Some states and U.S. territories choose not to participate: Arizona, Hawaii, Puerto Rico, the Virgin Islands and American Samoa. But since we live in Kansas, we need to be prepared to lose the hour of daylight.

Listed below are five inspections to do, based on www.thesilverlining.com.

  1. Inspect smoke and carbon monoxide alarms.

While these systems need little maintenance, the shreaking sound of a battery’s life running out could cause you to lose a few years or your heart to skip a few beats. Use this time of year to replace the batteries and clean out the cobwebs and dust bunnies from these life-saving detectors.

  1. Inspect heat-producing items such as the fireplace and furnace.

A professional inspection will help to identify potential defects as well as creosote buildup in your fireplace. Creosote is a black residue that travels up the chimney and builds up on the flue every time you light a fire. This type of fire is extremely dangerous because it can spread quickly.
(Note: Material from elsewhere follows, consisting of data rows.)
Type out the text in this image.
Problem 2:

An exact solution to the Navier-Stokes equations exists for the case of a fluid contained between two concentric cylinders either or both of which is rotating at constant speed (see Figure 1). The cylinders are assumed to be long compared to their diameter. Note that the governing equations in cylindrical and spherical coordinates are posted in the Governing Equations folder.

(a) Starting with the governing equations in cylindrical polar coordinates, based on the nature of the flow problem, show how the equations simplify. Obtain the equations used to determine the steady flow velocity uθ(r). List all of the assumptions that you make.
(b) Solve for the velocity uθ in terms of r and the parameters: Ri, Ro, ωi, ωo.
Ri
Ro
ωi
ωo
Have your furnace inspected also. If your air conditioner doesn’t run through the furnace, this is a great time to have the equipment inspected for any leaks, cracks, or defects. It’s also a good time to replace the filters and restock for the upcoming colder weather.

  1. Inspect car’s tires.

Cold temperatures can cause your tires to lose air pressure, more than one pound per month. Driving with underinflated tires can cause damage to your car and decrease vehicle handling. In good weather you might not notice a difference, but given a heavy snowfall, you will experience more challenge with under-inflated tires.

  1. Inspect car’s headlights.

With fewer hours of daylight, you will use your car’s lights more. Usage is good to see and be seen. Some cars have running lights that stay on all of the time, but for those of us without automatic lights, it’s a great time of year to have your headlights checked. Be sure the bulbs are bright and that the headlight lens is clear. If the lens is cloudy, you can clean them yourself or take the car to the dealer to have it professionally cleaned.

  1. Inspect interior and exterior house lights.

Again, less daylight hours mean more usage of interior and exterior lights. We know to change bulbs when they blow out, but having a regular time of year to check and replace the bulbs will help establish a routine. Be sure to replace all of the bulbs to LED type. These light-emitting diode bulbs have a rated life of up to 50,000 hours. This is 50 times longer than a typical incandescent, 20-25 times longer than a typical halogen, and 8-10 times longer than a typical CFL. Used 8 hours a day, a 50,000 bulb will last more than 17 years. Once you replace the bulbs, you won’t have to replace often, but you might want to keep a pack of bulbs on hand for newly purchased lamps, appliances and exterior lights.